The form of Rock music is generally defined by the electric guitar, and the Pere Ubu form, having sprung from the former, uses the electric guitar as well. On Lady From Shanghai guitarist Keith Moline keeps his playing quite simple, in the sense that it sticks to the melodic structures of each tune. His playing is not characterized by the heroic approach, in the sense that there are no solos; the songs are generally not structured within the traditional verse/chorus/verse/bridge/solo/chorus/verse parameters, and thus the action "guitar solo" is not missed. Moline's playing helps give shape to the form, and that seems to be enough. That's not to say he plays boring, though. His playing is expressive and unique in a way that gives support to the Ubu form.
Another vital aspect of the meta-form Rock is that of bass and drums.

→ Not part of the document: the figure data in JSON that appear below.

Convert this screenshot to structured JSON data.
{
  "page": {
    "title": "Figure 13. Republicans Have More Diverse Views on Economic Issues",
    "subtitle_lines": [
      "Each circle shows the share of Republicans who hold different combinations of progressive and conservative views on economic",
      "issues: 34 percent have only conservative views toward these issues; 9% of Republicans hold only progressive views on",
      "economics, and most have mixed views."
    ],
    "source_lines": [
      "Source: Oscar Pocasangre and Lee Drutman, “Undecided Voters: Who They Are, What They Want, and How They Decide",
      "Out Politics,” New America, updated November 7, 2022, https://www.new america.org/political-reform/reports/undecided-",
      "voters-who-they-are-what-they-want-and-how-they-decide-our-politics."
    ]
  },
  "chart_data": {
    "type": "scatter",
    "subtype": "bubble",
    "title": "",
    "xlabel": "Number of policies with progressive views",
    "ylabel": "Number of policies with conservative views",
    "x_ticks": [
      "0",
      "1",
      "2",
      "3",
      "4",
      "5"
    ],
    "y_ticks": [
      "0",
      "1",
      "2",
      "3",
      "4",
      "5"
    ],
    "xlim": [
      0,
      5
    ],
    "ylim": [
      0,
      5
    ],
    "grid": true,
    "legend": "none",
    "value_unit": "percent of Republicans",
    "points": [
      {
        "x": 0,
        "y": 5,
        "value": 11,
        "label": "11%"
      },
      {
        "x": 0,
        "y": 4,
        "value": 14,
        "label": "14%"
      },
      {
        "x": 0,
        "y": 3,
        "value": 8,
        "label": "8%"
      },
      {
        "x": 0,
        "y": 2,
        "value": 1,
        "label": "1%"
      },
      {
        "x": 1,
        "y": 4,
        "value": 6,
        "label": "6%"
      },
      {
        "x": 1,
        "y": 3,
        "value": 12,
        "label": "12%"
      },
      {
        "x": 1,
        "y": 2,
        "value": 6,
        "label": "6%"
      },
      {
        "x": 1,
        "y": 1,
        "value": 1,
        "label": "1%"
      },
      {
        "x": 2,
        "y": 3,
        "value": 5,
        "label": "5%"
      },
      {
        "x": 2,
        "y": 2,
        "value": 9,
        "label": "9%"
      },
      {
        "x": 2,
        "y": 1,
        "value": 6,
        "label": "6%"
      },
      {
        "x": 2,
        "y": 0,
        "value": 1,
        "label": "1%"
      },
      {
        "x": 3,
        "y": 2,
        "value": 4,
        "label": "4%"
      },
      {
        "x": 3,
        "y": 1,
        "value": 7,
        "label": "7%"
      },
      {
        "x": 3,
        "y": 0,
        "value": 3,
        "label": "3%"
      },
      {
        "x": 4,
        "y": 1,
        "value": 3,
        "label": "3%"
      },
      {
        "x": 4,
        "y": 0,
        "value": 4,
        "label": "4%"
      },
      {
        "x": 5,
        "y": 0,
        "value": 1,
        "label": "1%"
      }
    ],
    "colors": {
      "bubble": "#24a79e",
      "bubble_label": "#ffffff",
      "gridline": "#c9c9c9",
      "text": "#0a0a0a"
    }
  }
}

These two elements must be fused within a band, must lock in, in order to provide not only a ground from which the higher end treble instruments of guitar and voice provide melodic action, but also to move the tunes and those listening to them. It is from great rhythm sections that great bands spring. At the heights of its form, Pere Ubu is indeed a great band, and the current rhythm section of Steve Mehlman on drums and Michele Temple on bass are indeed a great rhythm section.  Their rhythmic lock on tunes such as Lampshade Man and Mandy evince the effectiveness of that vital aspect of the Pere Ubu form: a kind of marching beat, tinged with motorik feel, but somehow heavier. An arty stomp, and Industrial shuffle. These two have been the rhythmic stewards of the Pere Ubu form for some time now, and their experience within it shows in the easy swing of their delivery.

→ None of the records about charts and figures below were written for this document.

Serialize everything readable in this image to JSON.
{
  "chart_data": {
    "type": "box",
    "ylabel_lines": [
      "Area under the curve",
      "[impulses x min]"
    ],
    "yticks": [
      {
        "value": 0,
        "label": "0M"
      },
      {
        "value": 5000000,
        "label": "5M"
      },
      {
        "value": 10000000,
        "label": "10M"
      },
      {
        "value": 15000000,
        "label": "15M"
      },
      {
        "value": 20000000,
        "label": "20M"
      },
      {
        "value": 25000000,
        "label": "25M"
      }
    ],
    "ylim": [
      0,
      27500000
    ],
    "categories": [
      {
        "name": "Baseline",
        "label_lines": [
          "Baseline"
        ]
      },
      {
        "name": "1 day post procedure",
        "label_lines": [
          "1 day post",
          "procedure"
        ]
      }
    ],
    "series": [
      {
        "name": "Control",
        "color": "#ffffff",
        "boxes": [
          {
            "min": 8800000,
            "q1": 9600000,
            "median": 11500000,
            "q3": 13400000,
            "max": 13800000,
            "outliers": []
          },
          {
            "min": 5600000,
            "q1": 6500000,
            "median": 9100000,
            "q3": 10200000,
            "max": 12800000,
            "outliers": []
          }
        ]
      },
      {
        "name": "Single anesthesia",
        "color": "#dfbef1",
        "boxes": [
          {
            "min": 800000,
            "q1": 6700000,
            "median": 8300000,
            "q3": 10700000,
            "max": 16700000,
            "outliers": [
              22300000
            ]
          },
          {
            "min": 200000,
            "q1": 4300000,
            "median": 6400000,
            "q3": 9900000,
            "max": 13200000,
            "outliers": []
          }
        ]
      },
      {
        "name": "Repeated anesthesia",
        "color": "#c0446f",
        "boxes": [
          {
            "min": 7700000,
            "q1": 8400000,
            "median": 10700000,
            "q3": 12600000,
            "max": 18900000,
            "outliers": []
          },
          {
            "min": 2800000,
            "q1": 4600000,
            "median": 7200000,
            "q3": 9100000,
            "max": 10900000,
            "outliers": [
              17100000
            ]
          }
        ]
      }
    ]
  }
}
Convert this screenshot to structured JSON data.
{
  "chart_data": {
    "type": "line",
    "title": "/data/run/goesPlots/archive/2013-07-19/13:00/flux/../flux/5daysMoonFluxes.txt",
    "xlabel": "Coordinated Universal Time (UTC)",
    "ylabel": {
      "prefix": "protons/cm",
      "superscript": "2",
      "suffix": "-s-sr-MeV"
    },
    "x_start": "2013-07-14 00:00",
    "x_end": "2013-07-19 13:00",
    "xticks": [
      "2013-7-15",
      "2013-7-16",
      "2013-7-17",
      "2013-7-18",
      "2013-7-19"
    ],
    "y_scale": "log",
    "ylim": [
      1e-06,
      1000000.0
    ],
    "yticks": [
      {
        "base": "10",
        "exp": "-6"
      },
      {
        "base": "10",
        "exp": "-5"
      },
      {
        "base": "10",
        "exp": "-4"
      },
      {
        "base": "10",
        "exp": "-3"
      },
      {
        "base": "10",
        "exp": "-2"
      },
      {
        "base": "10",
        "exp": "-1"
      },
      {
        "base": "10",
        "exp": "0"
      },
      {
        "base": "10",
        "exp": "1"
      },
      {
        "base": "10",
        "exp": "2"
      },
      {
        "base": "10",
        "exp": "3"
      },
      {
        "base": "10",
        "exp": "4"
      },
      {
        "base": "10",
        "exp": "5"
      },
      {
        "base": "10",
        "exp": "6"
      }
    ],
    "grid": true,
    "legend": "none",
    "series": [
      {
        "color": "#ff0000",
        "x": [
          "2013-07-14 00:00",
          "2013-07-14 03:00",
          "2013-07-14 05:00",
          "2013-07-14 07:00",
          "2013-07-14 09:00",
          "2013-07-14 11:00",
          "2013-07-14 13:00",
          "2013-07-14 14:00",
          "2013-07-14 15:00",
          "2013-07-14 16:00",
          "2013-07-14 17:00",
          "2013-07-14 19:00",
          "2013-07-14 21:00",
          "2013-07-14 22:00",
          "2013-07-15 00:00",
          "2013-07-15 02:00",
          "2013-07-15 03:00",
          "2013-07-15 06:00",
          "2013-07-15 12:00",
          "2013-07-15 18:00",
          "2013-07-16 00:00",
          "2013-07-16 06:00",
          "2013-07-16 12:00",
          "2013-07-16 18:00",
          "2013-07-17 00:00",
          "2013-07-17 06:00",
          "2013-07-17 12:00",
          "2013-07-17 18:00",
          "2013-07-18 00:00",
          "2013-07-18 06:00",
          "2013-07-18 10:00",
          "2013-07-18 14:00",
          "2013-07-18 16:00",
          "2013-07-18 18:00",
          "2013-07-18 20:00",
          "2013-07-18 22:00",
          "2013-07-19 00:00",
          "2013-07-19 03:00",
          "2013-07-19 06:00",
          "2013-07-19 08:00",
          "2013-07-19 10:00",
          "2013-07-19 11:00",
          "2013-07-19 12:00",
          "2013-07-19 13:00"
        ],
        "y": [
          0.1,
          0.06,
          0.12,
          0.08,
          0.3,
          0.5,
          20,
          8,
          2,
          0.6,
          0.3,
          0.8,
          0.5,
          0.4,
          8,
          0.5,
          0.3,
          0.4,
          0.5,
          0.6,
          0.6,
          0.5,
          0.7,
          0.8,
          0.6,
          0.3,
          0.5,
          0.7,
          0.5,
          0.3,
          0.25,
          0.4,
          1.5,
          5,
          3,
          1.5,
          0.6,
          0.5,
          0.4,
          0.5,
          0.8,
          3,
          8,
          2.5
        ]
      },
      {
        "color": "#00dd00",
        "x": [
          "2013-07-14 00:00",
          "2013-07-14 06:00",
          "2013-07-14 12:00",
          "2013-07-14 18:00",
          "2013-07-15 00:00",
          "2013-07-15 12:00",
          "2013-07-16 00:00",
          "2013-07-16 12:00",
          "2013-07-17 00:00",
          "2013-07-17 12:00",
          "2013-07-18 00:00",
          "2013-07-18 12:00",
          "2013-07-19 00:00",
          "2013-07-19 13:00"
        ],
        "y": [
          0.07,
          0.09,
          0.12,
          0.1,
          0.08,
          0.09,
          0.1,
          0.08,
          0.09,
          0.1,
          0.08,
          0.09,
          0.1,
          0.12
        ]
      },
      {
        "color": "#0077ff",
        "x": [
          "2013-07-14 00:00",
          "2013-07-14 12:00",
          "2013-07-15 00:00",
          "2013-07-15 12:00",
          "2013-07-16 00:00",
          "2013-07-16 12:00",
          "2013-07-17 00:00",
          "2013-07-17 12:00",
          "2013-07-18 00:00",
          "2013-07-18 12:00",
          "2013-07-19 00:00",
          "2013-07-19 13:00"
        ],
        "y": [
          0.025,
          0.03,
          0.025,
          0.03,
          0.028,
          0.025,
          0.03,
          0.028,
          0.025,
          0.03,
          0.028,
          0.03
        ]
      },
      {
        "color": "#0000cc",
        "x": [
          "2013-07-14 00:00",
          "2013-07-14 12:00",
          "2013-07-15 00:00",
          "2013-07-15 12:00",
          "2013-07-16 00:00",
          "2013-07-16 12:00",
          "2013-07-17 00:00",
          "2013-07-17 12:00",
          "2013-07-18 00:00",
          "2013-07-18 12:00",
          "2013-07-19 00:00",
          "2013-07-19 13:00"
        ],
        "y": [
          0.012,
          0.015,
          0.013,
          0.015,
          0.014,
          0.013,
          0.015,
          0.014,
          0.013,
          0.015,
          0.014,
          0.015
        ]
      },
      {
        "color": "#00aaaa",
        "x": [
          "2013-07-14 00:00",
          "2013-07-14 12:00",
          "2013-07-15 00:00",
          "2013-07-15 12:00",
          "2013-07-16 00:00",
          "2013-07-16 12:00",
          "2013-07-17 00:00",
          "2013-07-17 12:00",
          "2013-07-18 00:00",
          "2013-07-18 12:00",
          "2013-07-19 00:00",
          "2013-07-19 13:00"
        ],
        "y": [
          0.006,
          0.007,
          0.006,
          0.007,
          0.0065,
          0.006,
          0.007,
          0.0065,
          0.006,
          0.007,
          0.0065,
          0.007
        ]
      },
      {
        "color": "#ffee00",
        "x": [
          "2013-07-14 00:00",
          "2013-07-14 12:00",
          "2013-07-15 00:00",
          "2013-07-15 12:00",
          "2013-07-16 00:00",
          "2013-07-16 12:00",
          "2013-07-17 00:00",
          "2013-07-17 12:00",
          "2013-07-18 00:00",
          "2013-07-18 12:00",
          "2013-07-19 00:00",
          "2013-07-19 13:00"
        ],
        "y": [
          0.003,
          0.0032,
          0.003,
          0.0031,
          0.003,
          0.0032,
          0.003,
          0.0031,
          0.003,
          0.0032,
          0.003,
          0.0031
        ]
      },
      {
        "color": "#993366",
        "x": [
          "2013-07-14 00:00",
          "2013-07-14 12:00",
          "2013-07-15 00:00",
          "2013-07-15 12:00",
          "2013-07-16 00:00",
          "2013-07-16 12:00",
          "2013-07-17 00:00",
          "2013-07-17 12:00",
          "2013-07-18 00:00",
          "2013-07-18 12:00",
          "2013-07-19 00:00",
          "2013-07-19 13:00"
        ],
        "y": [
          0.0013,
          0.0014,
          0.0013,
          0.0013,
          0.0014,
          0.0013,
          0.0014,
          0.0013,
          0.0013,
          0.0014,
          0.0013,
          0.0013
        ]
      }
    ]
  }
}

The Pere Ubu form has also been defined by an experimental side, almost as much as it has been by its Rock side. Thomas and Co.'s willingness to inject their songs with approaches from the music world's more experimental corners has been in effect since the band's beginnings. Lady From Shanghai features many fine examples of this feature of the form, from the thought provoking mash up of Thomas Edison's reading of Mary Had a Little Lamb with programmed beats on Feuksly Ma'am, the Hearing to the delicious electronic warfare din at the ending of the Carpenter Sun and the abruptly started percussive art on And Then Nothing Happened. Just about every tune on the LP has strange sounds jumping out from within the tunes. It is vital to the form Pere Ubu that odd sounds be present, and they always provide for interesting listening. On Shanghai, band members Robert Wheeler, Gagarin (any number of synths, keys, and whirligigs), and Darryl Boon (clarinet), along with Thomas, Mehlman, and Temple, have recorded some of their best, most concise actions of this dynamic.
The Hamann family and their SUMA Studio has long been a vital piece of the Pere Ubu form. As with almost all other recordings issued from the band, a Hamann is the engineer on Lady From Shanghai. Paul Hamann's recording job is clean, capturing the Pere Ubu form in all of its treble-ey power. The sound seems more compressed than some recent recordings (St. Arkansas), but the highs are nicely audible without spinning off into space, and the lows are nicely present. A really good, clean recording was achieved, per the usual standards of the Avant-Garage. 
Disaster Amnesiac takes continual delight in the on going permutations of the Pere Ubu form. Lady From Shanghai provides fine new hearings from this most venerable of Rock experiments. It is very much a high point in its long, stellar development.